The federal Drug Enforcement Administration’s (DEA) has a large bureaucrat responsible for investigating the tenets behind psychedelic church practices. This unlikely job is involved in Arizona’s legal problems encountered by the Vine of Light Church.

The group hosted monthly meetings in which guests could drink Ayahuasca (a powerful, highly psychoactive herbal brew from South America), and paid for them. These gatherings were ended by a federal drug taskforce raiding the Phoenix home Clay Villanueva’s pastor in May 2019.

According to the task force, it seizes dozens of pounds of Ayahuasca along with marijuana and psilocybin mushroom. Villanueva wasn’t arrested for the crime until 18 months after it was discovered that he had a Maricopa County warrant. Now, he is accused of being the owner and operator an illegal drug company.

This raid took place 12 days after Villanueva, a co-founder of the North American Association of Visionary Churches was sued by the DEA under Section 133 of the Religious Freedom Restoration Act. The Supreme Court interpreted that 1993 law to allow qualified religious groups to possess and import ayahuasca. It contains dimethyltryptamine (a Schedule I controlled substance). However, the groups must petition the DEA to be exempted from the Controlled Substances Act.
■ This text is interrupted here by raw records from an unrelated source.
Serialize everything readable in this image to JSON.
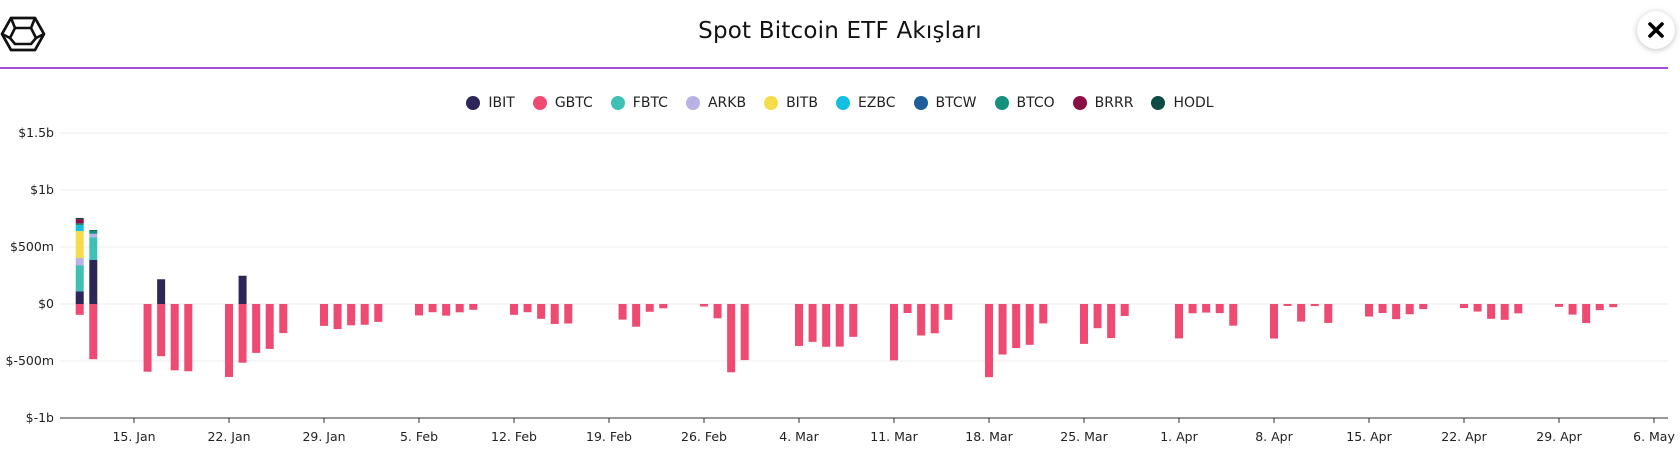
{
  "header": {
    "title": "Spot Bitcoin ETF Akışları",
    "close_label": "✕"
  },
  "colors": {
    "accent_line": "#a64fd6"
  },
  "chart_data": {
    "type": "bar",
    "stacked": true,
    "title": "Spot Bitcoin ETF Akışları",
    "xlabel": "",
    "ylabel": "",
    "ylim": [
      -1000,
      1500
    ],
    "y_ticks": [
      {
        "value": 1500,
        "label": "$1.5b"
      },
      {
        "value": 1000,
        "label": "$1b"
      },
      {
        "value": 500,
        "label": "$500m"
      },
      {
        "value": 0,
        "label": "$0"
      },
      {
        "value": -500,
        "label": "$-500m"
      },
      {
        "value": -1000,
        "label": "$-1b"
      }
    ],
    "x_ticks": [
      "15. Jan",
      "22. Jan",
      "29. Jan",
      "5. Feb",
      "12. Feb",
      "19. Feb",
      "26. Feb",
      "4. Mar",
      "11. Mar",
      "18. Mar",
      "25. Mar",
      "1. Apr",
      "8. Apr",
      "15. Apr",
      "22. Apr",
      "29. Apr",
      "6. May"
    ],
    "grid": true,
    "legend_position": "top",
    "series_names": [
      "IBIT",
      "GBTC",
      "FBTC",
      "ARKB",
      "BITB",
      "EZBC",
      "BTCW",
      "BTCO",
      "BRRR",
      "HODL"
    ],
    "series_colors": [
      "#2d2658",
      "#ee4a72",
      "#3ec1b4",
      "#b9b2e6",
      "#f7dc4a",
      "#12bfe0",
      "#1e5f9b",
      "#13907e",
      "#8a0f42",
      "#0f4b45"
    ],
    "categories": [
      "2024-01-11",
      "2024-01-12",
      "2024-01-16",
      "2024-01-17",
      "2024-01-18",
      "2024-01-19",
      "2024-01-22",
      "2024-01-23",
      "2024-01-24",
      "2024-01-25",
      "2024-01-26",
      "2024-01-29",
      "2024-01-30",
      "2024-01-31",
      "2024-02-01",
      "2024-02-02",
      "2024-02-05",
      "2024-02-06",
      "2024-02-07",
      "2024-02-08",
      "2024-02-09",
      "2024-02-12",
      "2024-02-13",
      "2024-02-14",
      "2024-02-15",
      "2024-02-16",
      "2024-02-20",
      "2024-02-21",
      "2024-02-22",
      "2024-02-23",
      "2024-02-26",
      "2024-02-27",
      "2024-02-28",
      "2024-02-29",
      "2024-03-01",
      "2024-03-04",
      "2024-03-05",
      "2024-03-06",
      "2024-03-07",
      "2024-03-08",
      "2024-03-11",
      "2024-03-12",
      "2024-03-13",
      "2024-03-14",
      "2024-03-15",
      "2024-03-18",
      "2024-03-19",
      "2024-03-20",
      "2024-03-21",
      "2024-03-22",
      "2024-03-25",
      "2024-03-26",
      "2024-03-27",
      "2024-03-28",
      "2024-04-01",
      "2024-04-02",
      "2024-04-03",
      "2024-04-04",
      "2024-04-05",
      "2024-04-08",
      "2024-04-09",
      "2024-04-10",
      "2024-04-11",
      "2024-04-12",
      "2024-04-15",
      "2024-04-16",
      "2024-04-17",
      "2024-04-18",
      "2024-04-19",
      "2024-04-22",
      "2024-04-23",
      "2024-04-24",
      "2024-04-25",
      "2024-04-26",
      "2024-04-29",
      "2024-04-30",
      "2024-05-01",
      "2024-05-02",
      "2024-05-03",
      "2024-05-06"
    ],
    "series": [
      {
        "name": "IBIT",
        "values": [
          111,
          386,
          0,
          217,
          0,
          0,
          0,
          248,
          0,
          0,
          0,
          0,
          0,
          0,
          0,
          0,
          0,
          0,
          0,
          0,
          0,
          0,
          0,
          0,
          0,
          0,
          0,
          0,
          0,
          0,
          0,
          0,
          0,
          0,
          0,
          0,
          0,
          0,
          0,
          0,
          0,
          0,
          0,
          0,
          0,
          0,
          0,
          0,
          0,
          0,
          0,
          0,
          0,
          0,
          0,
          0,
          0,
          0,
          0,
          0,
          0,
          0,
          0,
          0,
          0,
          0,
          0,
          0,
          0,
          0,
          0,
          0,
          0,
          0,
          0,
          0,
          0,
          0,
          0,
          0
        ]
      },
      {
        "name": "GBTC",
        "values": [
          -95,
          -484,
          -594,
          -458,
          -582,
          -590,
          -640,
          -515,
          -429,
          -394,
          -255,
          -192,
          -220,
          -187,
          -182,
          -157,
          -100,
          -72,
          -102,
          -73,
          -51,
          -95,
          -72,
          -130,
          -175,
          -171,
          -137,
          -199,
          -68,
          -38,
          -22,
          -125,
          -599,
          -492,
          0,
          -368,
          -332,
          -375,
          -374,
          -288,
          -494,
          -79,
          -276,
          -257,
          -139,
          -642,
          -443,
          -386,
          -358,
          -170,
          -350,
          -212,
          -299,
          -105,
          -302,
          -81,
          -75,
          -80,
          -190,
          -303,
          -17,
          -154,
          -18,
          -166,
          -110,
          -79,
          -133,
          -90,
          -45,
          -35,
          -66,
          -130,
          -139,
          -82,
          -25,
          -93,
          -167,
          -54,
          -28,
          0
        ]
      },
      {
        "name": "FBTC",
        "values": [
          227,
          200,
          0,
          0,
          0,
          0,
          0,
          0,
          0,
          0,
          0,
          0,
          0,
          0,
          0,
          0,
          0,
          0,
          0,
          0,
          0,
          0,
          0,
          0,
          0,
          0,
          0,
          0,
          0,
          0,
          0,
          0,
          0,
          0,
          0,
          0,
          0,
          0,
          0,
          0,
          0,
          0,
          0,
          0,
          0,
          0,
          0,
          0,
          0,
          0,
          0,
          0,
          0,
          0,
          0,
          0,
          0,
          0,
          0,
          0,
          0,
          0,
          0,
          0,
          0,
          0,
          0,
          0,
          0,
          0,
          0,
          0,
          0,
          0,
          0,
          0,
          0,
          0,
          0,
          0
        ]
      },
      {
        "name": "ARKB",
        "values": [
          65,
          30,
          0,
          0,
          0,
          0,
          0,
          0,
          0,
          0,
          0,
          0,
          0,
          0,
          0,
          0,
          0,
          0,
          0,
          0,
          0,
          0,
          0,
          0,
          0,
          0,
          0,
          0,
          0,
          0,
          0,
          0,
          0,
          0,
          0,
          0,
          0,
          0,
          0,
          0,
          0,
          0,
          0,
          0,
          0,
          0,
          0,
          0,
          0,
          0,
          0,
          0,
          0,
          0,
          0,
          0,
          0,
          0,
          0,
          0,
          0,
          0,
          0,
          0,
          0,
          0,
          0,
          0,
          0,
          0,
          0,
          0,
          0,
          0,
          0,
          0,
          0,
          0,
          0,
          0
        ]
      },
      {
        "name": "BITB",
        "values": [
          237,
          0,
          0,
          0,
          0,
          0,
          0,
          0,
          0,
          0,
          0,
          0,
          0,
          0,
          0,
          0,
          0,
          0,
          0,
          0,
          0,
          0,
          0,
          0,
          0,
          0,
          0,
          0,
          0,
          0,
          0,
          0,
          0,
          0,
          0,
          0,
          0,
          0,
          0,
          0,
          0,
          0,
          0,
          0,
          0,
          0,
          0,
          0,
          0,
          0,
          0,
          0,
          0,
          0,
          0,
          0,
          0,
          0,
          0,
          0,
          0,
          0,
          0,
          0,
          0,
          0,
          0,
          0,
          0,
          0,
          0,
          0,
          0,
          0,
          0,
          0,
          0,
          0,
          0,
          0
        ]
      },
      {
        "name": "EZBC",
        "values": [
          50,
          0,
          0,
          0,
          0,
          0,
          0,
          0,
          0,
          0,
          0,
          0,
          0,
          0,
          0,
          0,
          0,
          0,
          0,
          0,
          0,
          0,
          0,
          0,
          0,
          0,
          0,
          0,
          0,
          0,
          0,
          0,
          0,
          0,
          0,
          0,
          0,
          0,
          0,
          0,
          0,
          0,
          0,
          0,
          0,
          0,
          0,
          0,
          0,
          0,
          0,
          0,
          0,
          0,
          0,
          0,
          0,
          0,
          0,
          0,
          0,
          0,
          0,
          0,
          0,
          0,
          0,
          0,
          0,
          0,
          0,
          0,
          0,
          0,
          0,
          0,
          0,
          0,
          0,
          0
        ]
      },
      {
        "name": "BTCW",
        "values": [
          0,
          0,
          0,
          0,
          0,
          0,
          0,
          0,
          0,
          0,
          0,
          0,
          0,
          0,
          0,
          0,
          0,
          0,
          0,
          0,
          0,
          0,
          0,
          0,
          0,
          0,
          0,
          0,
          0,
          0,
          0,
          0,
          0,
          0,
          0,
          0,
          0,
          0,
          0,
          0,
          0,
          0,
          0,
          0,
          0,
          0,
          0,
          0,
          0,
          0,
          0,
          0,
          0,
          0,
          0,
          0,
          0,
          0,
          0,
          0,
          0,
          0,
          0,
          0,
          0,
          0,
          0,
          0,
          0,
          0,
          0,
          0,
          0,
          0,
          0,
          0,
          0,
          0,
          0,
          0
        ]
      },
      {
        "name": "BTCO",
        "values": [
          17,
          29,
          0,
          0,
          0,
          0,
          0,
          0,
          0,
          0,
          0,
          0,
          0,
          0,
          0,
          0,
          0,
          0,
          0,
          0,
          0,
          0,
          0,
          0,
          0,
          0,
          0,
          0,
          0,
          0,
          0,
          0,
          0,
          0,
          0,
          0,
          0,
          0,
          0,
          0,
          0,
          0,
          0,
          0,
          0,
          0,
          0,
          0,
          0,
          0,
          0,
          0,
          0,
          0,
          0,
          0,
          0,
          0,
          0,
          0,
          0,
          0,
          0,
          0,
          0,
          0,
          0,
          0,
          0,
          0,
          0,
          0,
          0,
          0,
          0,
          0,
          0,
          0,
          0,
          0
        ]
      },
      {
        "name": "BRRR",
        "values": [
          38,
          0,
          0,
          0,
          0,
          0,
          0,
          0,
          0,
          0,
          0,
          0,
          0,
          0,
          0,
          0,
          0,
          0,
          0,
          0,
          0,
          0,
          0,
          0,
          0,
          0,
          0,
          0,
          0,
          0,
          0,
          0,
          0,
          0,
          0,
          0,
          0,
          0,
          0,
          0,
          0,
          0,
          0,
          0,
          0,
          0,
          0,
          0,
          0,
          0,
          0,
          0,
          0,
          0,
          0,
          0,
          0,
          0,
          0,
          0,
          0,
          0,
          0,
          0,
          0,
          0,
          0,
          0,
          0,
          0,
          0,
          0,
          0,
          0,
          0,
          0,
          0,
          0,
          0,
          0
        ]
      },
      {
        "name": "HODL",
        "values": [
          10,
          4,
          0,
          0,
          0,
          0,
          0,
          0,
          0,
          0,
          0,
          0,
          0,
          0,
          0,
          0,
          0,
          0,
          0,
          0,
          0,
          0,
          0,
          0,
          0,
          0,
          0,
          0,
          0,
          0,
          0,
          0,
          0,
          0,
          0,
          0,
          0,
          0,
          0,
          0,
          0,
          0,
          0,
          0,
          0,
          0,
          0,
          0,
          0,
          0,
          0,
          0,
          0,
          0,
          0,
          0,
          0,
          0,
          0,
          0,
          0,
          0,
          0,
          0,
          0,
          0,
          0,
          0,
          0,
          0,
          0,
          0,
          0,
          0,
          0,
          0,
          0,
          0,
          0,
          0
        ]
      }
    ]
  }
}
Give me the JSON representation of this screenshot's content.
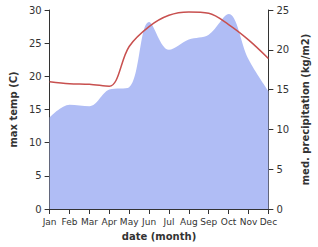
{
  "chart_data": {
    "type": "line",
    "x_label": "date (month)",
    "y_label": "max temp (C)",
    "y2_label": "med. precipitation (kg/m2)",
    "categories": [
      "Jan",
      "Feb",
      "Mar",
      "Apr",
      "May",
      "Jun",
      "Jul",
      "Aug",
      "Sep",
      "Oct",
      "Nov",
      "Dec"
    ],
    "series": [
      {
        "name": "med. precipitation",
        "type": "area",
        "axis": "y2",
        "color": "#b0bdf5",
        "values": [
          11.5,
          13.1,
          12.9,
          15,
          15.3,
          23.5,
          20,
          21.3,
          21.9,
          24.5,
          18.8,
          14.8
        ]
      },
      {
        "name": "max temp",
        "type": "line",
        "color": "#c8504f",
        "values": [
          19.2,
          18.9,
          18.8,
          18.5,
          24.5,
          27.5,
          29.2,
          29.7,
          29.5,
          27.8,
          25.5,
          22.7
        ]
      }
    ],
    "ylim": [
      0,
      30
    ],
    "yticks": [
      0,
      5,
      10,
      15,
      20,
      25,
      30
    ],
    "y2lim": [
      0,
      25
    ],
    "y2ticks": [
      0,
      5,
      10,
      15,
      20,
      25
    ],
    "grid": false
  }
}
They will need to prove that their ayahuasca practice isn’t a weekend escape for psychedelic tourists, but a genuine religious practice.

According to the NAAVC, the DEA has retaliated against groups who file RFRA petitions. The NAAVC also claims that the permit process violates RFRA’s 2006 Supreme Court ruling. This ruling states that RFRA required the government to review religious freedom claims, and, if there is a compelling public interest, allow exceptions for illegal drug use.

To highlight the absurdity of drugs wars, there is no better way to do it than to charge federal narcs for examining religious beliefs of group like Vine of Light Church. It does not matter if the would-be ayahuasca smugglers truly believe in shamanism. Or merely believe they will benefit from it. Vine of Light guests included domestic violence victims and combat veterans who found the ritual helped them to overcome post-traumatic stress disorder.

A former Congregant said that the raid and Villaneuva’s arrest had “wrecked many things and hurt lots of people.” Phoenix New Times. Clay did something truly good for this world. The government busybodies are determined to make sure ayahuasca-users are subject to dogma.